Although still a nominal Catholic, he described his heretical opposition to the concept of the Trinity and requested permission to visit the theocratic city of Geneva. He was arrested while attending church in Geneva, convicted of heresy and blasphemy against Christianity, and burned at the stake on October 27, 1553.
Servetus's religious opinions were strongly opposed by Catholics and Protestants of his time. In 1531 he repudiated, in his De Trinitatis Erroribus (On the Error of the Trinity), the tripartite personality of God as well as the ritual of baptism. In 1532 he wrote Dialogorum de Trinitate Libri Duo (Second Book of Dialogues on the Trinity). His scientific contributions were also notable; his Christianismi Restitutio (The Restoration of Christianity), published shortly before his death in 1553, included the first accurate description of the pulmonary circulatory system.

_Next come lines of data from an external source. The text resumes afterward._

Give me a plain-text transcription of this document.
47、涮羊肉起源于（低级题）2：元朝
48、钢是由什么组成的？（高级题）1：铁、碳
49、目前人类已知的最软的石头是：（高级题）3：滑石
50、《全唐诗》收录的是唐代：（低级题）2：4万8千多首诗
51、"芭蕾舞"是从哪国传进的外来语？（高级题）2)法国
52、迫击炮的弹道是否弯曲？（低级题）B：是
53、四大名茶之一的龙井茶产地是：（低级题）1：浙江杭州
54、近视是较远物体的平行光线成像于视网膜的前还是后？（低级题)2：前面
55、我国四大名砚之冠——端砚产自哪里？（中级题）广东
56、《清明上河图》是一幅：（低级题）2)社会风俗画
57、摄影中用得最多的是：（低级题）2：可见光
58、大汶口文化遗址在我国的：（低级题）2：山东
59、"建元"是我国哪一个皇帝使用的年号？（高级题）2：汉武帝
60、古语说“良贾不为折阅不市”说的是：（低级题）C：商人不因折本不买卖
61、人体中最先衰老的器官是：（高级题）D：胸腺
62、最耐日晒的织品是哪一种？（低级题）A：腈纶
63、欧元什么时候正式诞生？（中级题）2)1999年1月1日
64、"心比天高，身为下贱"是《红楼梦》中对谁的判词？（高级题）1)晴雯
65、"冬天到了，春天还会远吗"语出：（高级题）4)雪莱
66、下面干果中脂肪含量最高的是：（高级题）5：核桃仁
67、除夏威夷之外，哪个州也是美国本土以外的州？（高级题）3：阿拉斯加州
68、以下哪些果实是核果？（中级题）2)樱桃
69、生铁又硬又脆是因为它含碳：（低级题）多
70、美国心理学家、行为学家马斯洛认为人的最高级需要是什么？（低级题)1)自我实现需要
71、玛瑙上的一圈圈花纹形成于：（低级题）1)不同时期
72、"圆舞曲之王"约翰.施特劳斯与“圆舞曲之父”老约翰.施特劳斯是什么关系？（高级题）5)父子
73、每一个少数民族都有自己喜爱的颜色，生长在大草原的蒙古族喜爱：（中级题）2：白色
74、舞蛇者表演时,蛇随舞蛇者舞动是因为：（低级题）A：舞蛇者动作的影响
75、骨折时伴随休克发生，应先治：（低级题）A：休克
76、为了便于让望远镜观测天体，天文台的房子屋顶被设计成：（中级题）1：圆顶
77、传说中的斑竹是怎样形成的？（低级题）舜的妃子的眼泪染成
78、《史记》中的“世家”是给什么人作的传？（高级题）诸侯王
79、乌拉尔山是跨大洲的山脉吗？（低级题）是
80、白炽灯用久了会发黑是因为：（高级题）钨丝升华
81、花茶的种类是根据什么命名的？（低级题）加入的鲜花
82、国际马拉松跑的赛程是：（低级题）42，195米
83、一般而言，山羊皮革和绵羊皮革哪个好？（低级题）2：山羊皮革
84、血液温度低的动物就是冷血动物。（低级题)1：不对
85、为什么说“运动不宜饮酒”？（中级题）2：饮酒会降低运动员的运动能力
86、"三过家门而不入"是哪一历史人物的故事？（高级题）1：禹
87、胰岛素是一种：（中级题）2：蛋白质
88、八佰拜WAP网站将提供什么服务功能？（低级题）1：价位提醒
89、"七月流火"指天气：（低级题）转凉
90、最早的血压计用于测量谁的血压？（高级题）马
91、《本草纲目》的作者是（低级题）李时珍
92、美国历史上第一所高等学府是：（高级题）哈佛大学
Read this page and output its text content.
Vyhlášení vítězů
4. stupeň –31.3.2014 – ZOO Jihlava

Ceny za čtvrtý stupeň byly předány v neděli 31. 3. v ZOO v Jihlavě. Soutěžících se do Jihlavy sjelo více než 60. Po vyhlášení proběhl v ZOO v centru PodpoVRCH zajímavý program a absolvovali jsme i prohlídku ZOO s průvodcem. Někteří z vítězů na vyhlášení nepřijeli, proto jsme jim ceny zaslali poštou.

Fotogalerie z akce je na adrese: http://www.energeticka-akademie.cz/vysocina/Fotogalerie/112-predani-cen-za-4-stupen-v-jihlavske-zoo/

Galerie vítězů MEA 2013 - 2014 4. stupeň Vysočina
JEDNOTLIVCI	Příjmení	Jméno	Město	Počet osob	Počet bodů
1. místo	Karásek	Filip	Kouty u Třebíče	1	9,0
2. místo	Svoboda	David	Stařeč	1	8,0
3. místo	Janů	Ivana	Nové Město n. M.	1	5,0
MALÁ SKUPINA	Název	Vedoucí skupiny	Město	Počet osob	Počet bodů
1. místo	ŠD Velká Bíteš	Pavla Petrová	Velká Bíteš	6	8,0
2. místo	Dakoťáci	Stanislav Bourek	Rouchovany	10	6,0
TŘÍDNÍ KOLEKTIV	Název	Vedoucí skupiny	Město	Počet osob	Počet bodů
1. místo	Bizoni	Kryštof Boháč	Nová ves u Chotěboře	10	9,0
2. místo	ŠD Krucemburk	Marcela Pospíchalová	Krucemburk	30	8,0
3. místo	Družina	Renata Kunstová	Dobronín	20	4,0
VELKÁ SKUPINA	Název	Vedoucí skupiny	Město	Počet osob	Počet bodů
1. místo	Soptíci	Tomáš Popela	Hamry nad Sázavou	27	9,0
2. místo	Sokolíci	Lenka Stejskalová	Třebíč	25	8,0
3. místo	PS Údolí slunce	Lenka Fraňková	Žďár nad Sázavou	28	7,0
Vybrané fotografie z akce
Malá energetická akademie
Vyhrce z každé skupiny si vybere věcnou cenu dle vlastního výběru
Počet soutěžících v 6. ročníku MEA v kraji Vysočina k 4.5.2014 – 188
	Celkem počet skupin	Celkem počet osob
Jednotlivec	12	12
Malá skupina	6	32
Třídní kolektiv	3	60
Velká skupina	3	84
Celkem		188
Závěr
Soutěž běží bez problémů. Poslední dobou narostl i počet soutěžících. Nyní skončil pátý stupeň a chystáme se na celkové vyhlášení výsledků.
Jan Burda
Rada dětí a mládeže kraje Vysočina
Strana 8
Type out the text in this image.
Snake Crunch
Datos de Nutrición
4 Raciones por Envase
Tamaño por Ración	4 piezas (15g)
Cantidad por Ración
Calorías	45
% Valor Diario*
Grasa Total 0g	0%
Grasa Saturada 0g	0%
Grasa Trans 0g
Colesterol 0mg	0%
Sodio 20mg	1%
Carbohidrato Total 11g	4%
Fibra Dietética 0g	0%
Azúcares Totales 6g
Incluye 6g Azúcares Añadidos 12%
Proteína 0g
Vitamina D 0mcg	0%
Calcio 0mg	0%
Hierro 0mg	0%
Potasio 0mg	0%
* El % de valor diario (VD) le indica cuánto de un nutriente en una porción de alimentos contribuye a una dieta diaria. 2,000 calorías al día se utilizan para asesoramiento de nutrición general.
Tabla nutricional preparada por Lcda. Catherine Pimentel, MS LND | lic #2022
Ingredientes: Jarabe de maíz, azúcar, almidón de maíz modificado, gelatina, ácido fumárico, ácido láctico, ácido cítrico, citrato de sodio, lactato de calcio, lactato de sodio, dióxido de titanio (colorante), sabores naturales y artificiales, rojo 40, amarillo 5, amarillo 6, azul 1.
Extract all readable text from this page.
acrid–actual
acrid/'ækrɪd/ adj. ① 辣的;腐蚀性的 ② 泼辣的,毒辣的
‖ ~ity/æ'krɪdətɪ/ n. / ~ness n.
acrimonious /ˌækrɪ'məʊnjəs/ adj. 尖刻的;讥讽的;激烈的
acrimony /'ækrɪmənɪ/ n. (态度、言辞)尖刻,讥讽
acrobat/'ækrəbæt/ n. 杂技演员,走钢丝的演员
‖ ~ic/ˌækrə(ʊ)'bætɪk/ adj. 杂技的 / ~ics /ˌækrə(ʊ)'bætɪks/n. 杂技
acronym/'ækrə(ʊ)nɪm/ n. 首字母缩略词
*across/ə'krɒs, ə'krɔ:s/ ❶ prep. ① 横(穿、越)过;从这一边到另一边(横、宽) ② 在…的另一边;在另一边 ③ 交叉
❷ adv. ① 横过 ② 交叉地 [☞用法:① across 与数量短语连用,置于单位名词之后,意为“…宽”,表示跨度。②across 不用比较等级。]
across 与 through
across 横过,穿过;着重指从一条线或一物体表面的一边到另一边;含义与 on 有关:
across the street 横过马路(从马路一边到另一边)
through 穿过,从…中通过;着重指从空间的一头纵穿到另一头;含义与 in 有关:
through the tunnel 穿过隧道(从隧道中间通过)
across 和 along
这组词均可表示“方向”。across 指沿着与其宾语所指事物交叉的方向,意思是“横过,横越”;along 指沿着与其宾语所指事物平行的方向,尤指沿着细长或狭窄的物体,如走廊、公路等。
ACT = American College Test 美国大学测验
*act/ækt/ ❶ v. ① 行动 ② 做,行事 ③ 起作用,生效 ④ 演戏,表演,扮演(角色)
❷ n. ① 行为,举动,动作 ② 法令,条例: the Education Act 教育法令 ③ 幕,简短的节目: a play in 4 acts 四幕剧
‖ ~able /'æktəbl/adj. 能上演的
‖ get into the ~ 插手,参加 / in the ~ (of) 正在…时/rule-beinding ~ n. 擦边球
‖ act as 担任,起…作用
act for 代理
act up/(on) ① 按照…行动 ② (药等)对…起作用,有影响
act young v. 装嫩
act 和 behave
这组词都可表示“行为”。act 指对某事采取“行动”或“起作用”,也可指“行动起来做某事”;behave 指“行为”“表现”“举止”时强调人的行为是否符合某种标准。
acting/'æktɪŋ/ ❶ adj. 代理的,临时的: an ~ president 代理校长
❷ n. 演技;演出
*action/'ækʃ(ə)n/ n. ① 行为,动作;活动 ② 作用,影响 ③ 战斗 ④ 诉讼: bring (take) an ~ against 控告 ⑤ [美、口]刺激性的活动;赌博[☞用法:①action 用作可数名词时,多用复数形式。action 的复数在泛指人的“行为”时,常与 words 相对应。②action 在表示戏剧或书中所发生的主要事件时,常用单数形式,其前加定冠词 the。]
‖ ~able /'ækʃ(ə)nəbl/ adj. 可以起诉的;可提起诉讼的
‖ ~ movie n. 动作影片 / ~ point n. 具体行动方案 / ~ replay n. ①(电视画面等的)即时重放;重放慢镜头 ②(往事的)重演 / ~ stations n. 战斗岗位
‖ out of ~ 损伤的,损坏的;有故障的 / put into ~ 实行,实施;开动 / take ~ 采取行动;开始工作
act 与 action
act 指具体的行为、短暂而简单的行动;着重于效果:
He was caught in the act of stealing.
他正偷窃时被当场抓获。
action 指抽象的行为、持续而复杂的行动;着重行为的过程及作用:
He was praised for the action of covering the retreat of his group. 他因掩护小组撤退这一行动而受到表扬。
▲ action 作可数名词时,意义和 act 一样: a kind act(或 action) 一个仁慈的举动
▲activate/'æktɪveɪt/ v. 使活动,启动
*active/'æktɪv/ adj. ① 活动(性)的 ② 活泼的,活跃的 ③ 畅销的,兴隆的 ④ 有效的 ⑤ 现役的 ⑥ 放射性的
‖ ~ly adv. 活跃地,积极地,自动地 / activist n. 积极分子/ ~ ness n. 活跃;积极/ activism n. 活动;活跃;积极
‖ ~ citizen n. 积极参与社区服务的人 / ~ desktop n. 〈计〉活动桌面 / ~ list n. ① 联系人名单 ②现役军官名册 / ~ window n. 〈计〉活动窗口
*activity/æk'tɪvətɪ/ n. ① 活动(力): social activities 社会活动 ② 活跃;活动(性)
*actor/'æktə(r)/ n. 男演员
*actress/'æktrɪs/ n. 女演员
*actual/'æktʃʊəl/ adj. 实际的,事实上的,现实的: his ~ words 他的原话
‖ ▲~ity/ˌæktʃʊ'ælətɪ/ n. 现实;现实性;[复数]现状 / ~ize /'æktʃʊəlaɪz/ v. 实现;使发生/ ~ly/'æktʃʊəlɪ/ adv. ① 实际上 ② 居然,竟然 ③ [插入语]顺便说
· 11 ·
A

See biographies by R. H. Bainton (1953) and J. F. Fulton (1954).

Bibliography:
De Trinitatis Erroribus Libri Septem

In investigating the holy mysteries of the divine Triad, I have thought that one ought to start from the man; for I see most men approaching their lofty speculation about the Word without having any fundamental understanding of CHRIST, and they attach little or no importance to the man, and give the true CHRIST quite over to oblivion. But I shall endeavor to recall to their memories who the CHRIST is. However, what and how much importance is to be attached to CHRIST, the Church shall decide.
Seeing that the pronoun indicates a man, whom they call the human nature, I shall admit these three things: first, this man is JESUS CHRIST; second, he is the Son of God; third, he is God.

Translated by WILBUR, E.M. The two treatises of Servetus on the Trinity. London: Harvard University Press, 1932, p. 6
Dialogorum de Trinitate Libri Duo

Petrucius. I hear the man speaking whom I was looking for. Ho there! What are you saying to yourself here alone?

Michael. I am greatly tormented in mind when I see that the minds of Christians are so estranged from any knowledge of the Son of God.

Pet. I too have seen some carried away with their minds perfectly enraged against you because you are bent upon taking away from them a large part of their Gods.

Mich. With what reasons, or by what Scriptures, do they censure me?

Translated by WILBUR, E.M. The two treatises of Servetus on the Trinity. London: Harvard University Press, 1932, p. 189.